Medtronic has completed patient enrollment in the first of two studies in the CURE-AF (Concomitant Utilization of Radiofrequency Energy for Atrial Fibrillation) clinical trial.
The trial consists of two US investigational device exemption (IDE) studies evaluating the safety and effectiveness of the Medtronic Cardioblate Surgical Ablation System as a concomitant treatment for permanent and persistent atrial fibrillation (AF).
The Cardioblate System (BP2, LP, Pen, XL Pen, Generator) is currently cleared by the FDA under a 510(K) for the ablation of cardiac tissue. It is not approved by the FDA for the treatment of AF, and was not yet determined for treatment of AF is safe or effective.
According to Medtronic, CURE-AF will enroll a total of 150 patients at 15 US medical centers. Enrollment in the study of 75 patients with permanent AF is completed, and enrollment in the study of 75 patients with persistent AF is expected to be completed in the next several months.

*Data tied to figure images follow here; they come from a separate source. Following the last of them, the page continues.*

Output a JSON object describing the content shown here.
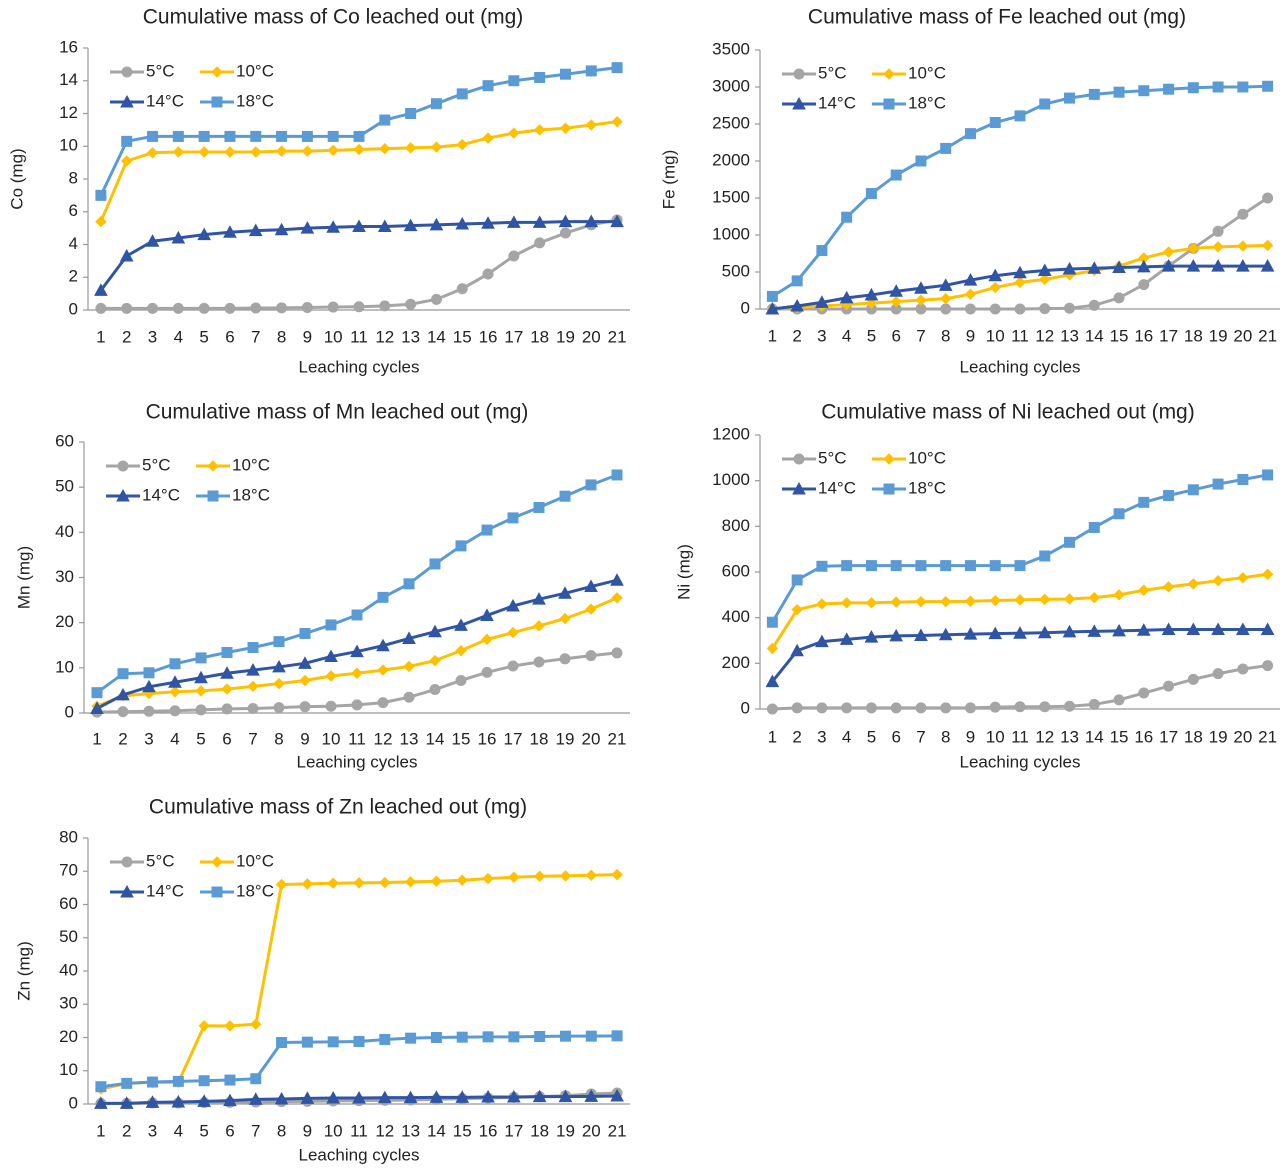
{
  "chart_data": [
    {
      "type": "line",
      "title": "Cumulative mass of Co leached out (mg)",
      "x_label": "Leaching cycles",
      "y_label": "Co (mg)",
      "legend": "upper left",
      "categories": [
        "1",
        "2",
        "3",
        "4",
        "5",
        "6",
        "7",
        "8",
        "9",
        "10",
        "11",
        "12",
        "13",
        "14",
        "15",
        "16",
        "17",
        "18",
        "19",
        "20",
        "21"
      ],
      "ylim": [
        0,
        16
      ],
      "yticks": [
        0,
        2,
        4,
        6,
        8,
        10,
        12,
        14,
        16
      ],
      "series": [
        {
          "name": "5°C",
          "color": "#a5a5a5",
          "marker": "circle",
          "values": [
            0.1,
            0.1,
            0.1,
            0.1,
            0.1,
            0.1,
            0.12,
            0.13,
            0.15,
            0.18,
            0.2,
            0.25,
            0.35,
            0.65,
            1.3,
            2.2,
            3.3,
            4.1,
            4.7,
            5.2,
            5.5
          ]
        },
        {
          "name": "10°C",
          "color": "#ffc000",
          "marker": "diamond",
          "values": [
            5.4,
            9.1,
            9.6,
            9.65,
            9.65,
            9.65,
            9.65,
            9.7,
            9.7,
            9.75,
            9.8,
            9.85,
            9.9,
            9.95,
            10.1,
            10.5,
            10.8,
            11.0,
            11.1,
            11.3,
            11.5
          ]
        },
        {
          "name": "14°C",
          "color": "#2f55a4",
          "marker": "triangle",
          "values": [
            1.2,
            3.3,
            4.2,
            4.4,
            4.6,
            4.75,
            4.85,
            4.9,
            5.0,
            5.05,
            5.1,
            5.1,
            5.15,
            5.2,
            5.25,
            5.3,
            5.35,
            5.35,
            5.4,
            5.4,
            5.4
          ]
        },
        {
          "name": "18°C",
          "color": "#5b9bd5",
          "marker": "square",
          "values": [
            7.0,
            10.3,
            10.6,
            10.6,
            10.6,
            10.6,
            10.6,
            10.6,
            10.6,
            10.6,
            10.6,
            11.6,
            12.0,
            12.6,
            13.2,
            13.7,
            14.0,
            14.2,
            14.4,
            14.6,
            14.8
          ]
        }
      ]
    },
    {
      "type": "line",
      "title": "Cumulative mass of Fe leached out (mg)",
      "x_label": "Leaching cycles",
      "y_label": "Fe (mg)",
      "legend": "upper left",
      "categories": [
        "1",
        "2",
        "3",
        "4",
        "5",
        "6",
        "7",
        "8",
        "9",
        "10",
        "11",
        "12",
        "13",
        "14",
        "15",
        "16",
        "17",
        "18",
        "19",
        "20",
        "21"
      ],
      "ylim": [
        0,
        3500
      ],
      "yticks": [
        0,
        500,
        1000,
        1500,
        2000,
        2500,
        3000,
        3500
      ],
      "series": [
        {
          "name": "5°C",
          "color": "#a5a5a5",
          "marker": "circle",
          "values": [
            0,
            0,
            0,
            0,
            0,
            0,
            0,
            0,
            0,
            0,
            0,
            5,
            10,
            50,
            150,
            330,
            580,
            820,
            1050,
            1280,
            1500
          ]
        },
        {
          "name": "10°C",
          "color": "#ffc000",
          "marker": "diamond",
          "values": [
            0,
            20,
            40,
            60,
            80,
            100,
            120,
            140,
            200,
            290,
            360,
            400,
            460,
            520,
            580,
            690,
            770,
            820,
            840,
            850,
            860
          ]
        },
        {
          "name": "14°C",
          "color": "#2f55a4",
          "marker": "triangle",
          "values": [
            0,
            40,
            90,
            150,
            190,
            240,
            280,
            320,
            390,
            450,
            490,
            520,
            540,
            550,
            560,
            570,
            580,
            580,
            580,
            580,
            580
          ]
        },
        {
          "name": "18°C",
          "color": "#5b9bd5",
          "marker": "square",
          "values": [
            170,
            380,
            790,
            1240,
            1560,
            1810,
            2000,
            2170,
            2370,
            2520,
            2610,
            2770,
            2850,
            2900,
            2930,
            2950,
            2970,
            2990,
            3000,
            3000,
            3010
          ]
        }
      ]
    },
    {
      "type": "line",
      "title": "Cumulative mass of Mn leached out (mg)",
      "x_label": "Leaching cycles",
      "y_label": "Mn (mg)",
      "legend": "upper left",
      "categories": [
        "1",
        "2",
        "3",
        "4",
        "5",
        "6",
        "7",
        "8",
        "9",
        "10",
        "11",
        "12",
        "13",
        "14",
        "15",
        "16",
        "17",
        "18",
        "19",
        "20",
        "21"
      ],
      "ylim": [
        0,
        60
      ],
      "yticks": [
        0,
        10,
        20,
        30,
        40,
        50,
        60
      ],
      "series": [
        {
          "name": "5°C",
          "color": "#a5a5a5",
          "marker": "circle",
          "values": [
            0.2,
            0.3,
            0.4,
            0.5,
            0.7,
            0.9,
            1.0,
            1.2,
            1.4,
            1.5,
            1.8,
            2.3,
            3.5,
            5.2,
            7.2,
            9.0,
            10.4,
            11.3,
            12.0,
            12.7,
            13.3
          ]
        },
        {
          "name": "10°C",
          "color": "#ffc000",
          "marker": "diamond",
          "values": [
            1.5,
            3.8,
            4.3,
            4.7,
            4.9,
            5.3,
            5.9,
            6.5,
            7.2,
            8.2,
            8.8,
            9.5,
            10.3,
            11.6,
            13.8,
            16.3,
            17.8,
            19.3,
            20.9,
            23.0,
            25.5
          ]
        },
        {
          "name": "14°C",
          "color": "#2f55a4",
          "marker": "triangle",
          "values": [
            1.0,
            4.0,
            5.8,
            6.8,
            7.8,
            8.8,
            9.5,
            10.2,
            11.0,
            12.5,
            13.6,
            14.9,
            16.5,
            18.0,
            19.4,
            21.6,
            23.7,
            25.2,
            26.5,
            28.0,
            29.4
          ]
        },
        {
          "name": "18°C",
          "color": "#5b9bd5",
          "marker": "square",
          "values": [
            4.5,
            8.7,
            8.9,
            10.9,
            12.2,
            13.4,
            14.5,
            15.8,
            17.6,
            19.5,
            21.7,
            25.6,
            28.6,
            33.0,
            37.0,
            40.5,
            43.2,
            45.5,
            48.0,
            50.5,
            52.7
          ]
        }
      ]
    },
    {
      "type": "line",
      "title": "Cumulative mass of Ni leached out (mg)",
      "x_label": "Leaching cycles",
      "y_label": "Ni (mg)",
      "legend": "upper left",
      "categories": [
        "1",
        "2",
        "3",
        "4",
        "5",
        "6",
        "7",
        "8",
        "9",
        "10",
        "11",
        "12",
        "13",
        "14",
        "15",
        "16",
        "17",
        "18",
        "19",
        "20",
        "21"
      ],
      "ylim": [
        0,
        1200
      ],
      "yticks": [
        0,
        200,
        400,
        600,
        800,
        1000,
        1200
      ],
      "series": [
        {
          "name": "5°C",
          "color": "#a5a5a5",
          "marker": "circle",
          "values": [
            0,
            5,
            5,
            5,
            5,
            5,
            5,
            5,
            5,
            8,
            10,
            10,
            12,
            20,
            40,
            70,
            100,
            130,
            155,
            175,
            190
          ]
        },
        {
          "name": "10°C",
          "color": "#ffc000",
          "marker": "diamond",
          "values": [
            265,
            435,
            460,
            465,
            465,
            468,
            470,
            470,
            472,
            475,
            478,
            480,
            482,
            488,
            500,
            520,
            535,
            548,
            562,
            575,
            590
          ]
        },
        {
          "name": "14°C",
          "color": "#2f55a4",
          "marker": "triangle",
          "values": [
            120,
            255,
            295,
            305,
            315,
            320,
            322,
            325,
            328,
            330,
            332,
            334,
            338,
            340,
            342,
            345,
            348,
            348,
            348,
            348,
            348
          ]
        },
        {
          "name": "18°C",
          "color": "#5b9bd5",
          "marker": "square",
          "values": [
            380,
            565,
            625,
            628,
            628,
            628,
            628,
            628,
            628,
            628,
            628,
            670,
            730,
            795,
            855,
            905,
            935,
            960,
            985,
            1005,
            1025
          ]
        }
      ]
    },
    {
      "type": "line",
      "title": "Cumulative mass of Zn leached out (mg)",
      "x_label": "Leaching cycles",
      "y_label": "Zn (mg)",
      "legend": "upper left",
      "categories": [
        "1",
        "2",
        "3",
        "4",
        "5",
        "6",
        "7",
        "8",
        "9",
        "10",
        "11",
        "12",
        "13",
        "14",
        "15",
        "16",
        "17",
        "18",
        "19",
        "20",
        "21"
      ],
      "ylim": [
        0,
        80
      ],
      "yticks": [
        0,
        10,
        20,
        30,
        40,
        50,
        60,
        70,
        80
      ],
      "series": [
        {
          "name": "5°C",
          "color": "#a5a5a5",
          "marker": "circle",
          "values": [
            0.2,
            0.2,
            0.3,
            0.3,
            0.4,
            0.5,
            0.6,
            0.7,
            0.8,
            0.9,
            1.0,
            1.1,
            1.2,
            1.4,
            1.6,
            1.8,
            2.0,
            2.2,
            2.5,
            3.0,
            3.3
          ]
        },
        {
          "name": "10°C",
          "color": "#ffc000",
          "marker": "diamond",
          "values": [
            4.5,
            6.2,
            6.5,
            6.5,
            23.5,
            23.5,
            24,
            66,
            66.2,
            66.4,
            66.5,
            66.6,
            66.8,
            67,
            67.3,
            67.8,
            68.2,
            68.5,
            68.6,
            68.8,
            69
          ]
        },
        {
          "name": "14°C",
          "color": "#2f55a4",
          "marker": "triangle",
          "values": [
            0.2,
            0.2,
            0.5,
            0.6,
            0.8,
            1.0,
            1.4,
            1.5,
            1.7,
            1.8,
            1.8,
            1.9,
            1.9,
            2.0,
            2.0,
            2.1,
            2.1,
            2.2,
            2.2,
            2.3,
            2.4
          ]
        },
        {
          "name": "18°C",
          "color": "#5b9bd5",
          "marker": "square",
          "values": [
            5.2,
            6.2,
            6.6,
            6.8,
            7.0,
            7.2,
            7.6,
            18.5,
            18.6,
            18.7,
            18.8,
            19.4,
            19.8,
            20.0,
            20.1,
            20.2,
            20.2,
            20.3,
            20.4,
            20.4,
            20.5
          ]
        }
      ]
    }
  ]
}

CURE-AF investigates surgical tissue ablation with the Cardioblate system as a treatment for AF when conducted in conjunction with another open-heart operation, such as surgical valve repair or coronary artery bypass grafting (CABG). During the ablation procedure, surgeons use irrigated radiofrequency energy from the Cardioblate system to create a pattern of lesions on the heart muscle. The lesions are created to block the irregular electrical signals of the heart that cause AF.
Following analysis of six months of follow-up data in the permanent AF study and nine-month data in the persistent AF study, Medtronic anticipates submitting applications to the FDA in 2011 for approval of the Cardioblate system for two separate indications: permanent AF and persistent AF.
The primary endpoint for CURE-AF is clinically significant freedom from AF over a 24-hour period in patients off anti-arrhythmic drugs assessed at six months for the study of permanent AF and at nine months for the study of persistent AF. The safety endpoint for both studies is a composite of acute major adverse event (MAE) rate that is equal to or better than published results using other similar procedures.
Thoralf Sundt, a primary investigator of CURE-AF trial and a cardiothoracic surgeon at the Mayo Clinic in Rochester said: “Despite the frequency with which atrial fibrillation is confronted by cardiologists and cardiac surgeons, and the frequency of procedures performed to treat the condition, there is little evidence based on rigorous clinical studies to support one approach or another.”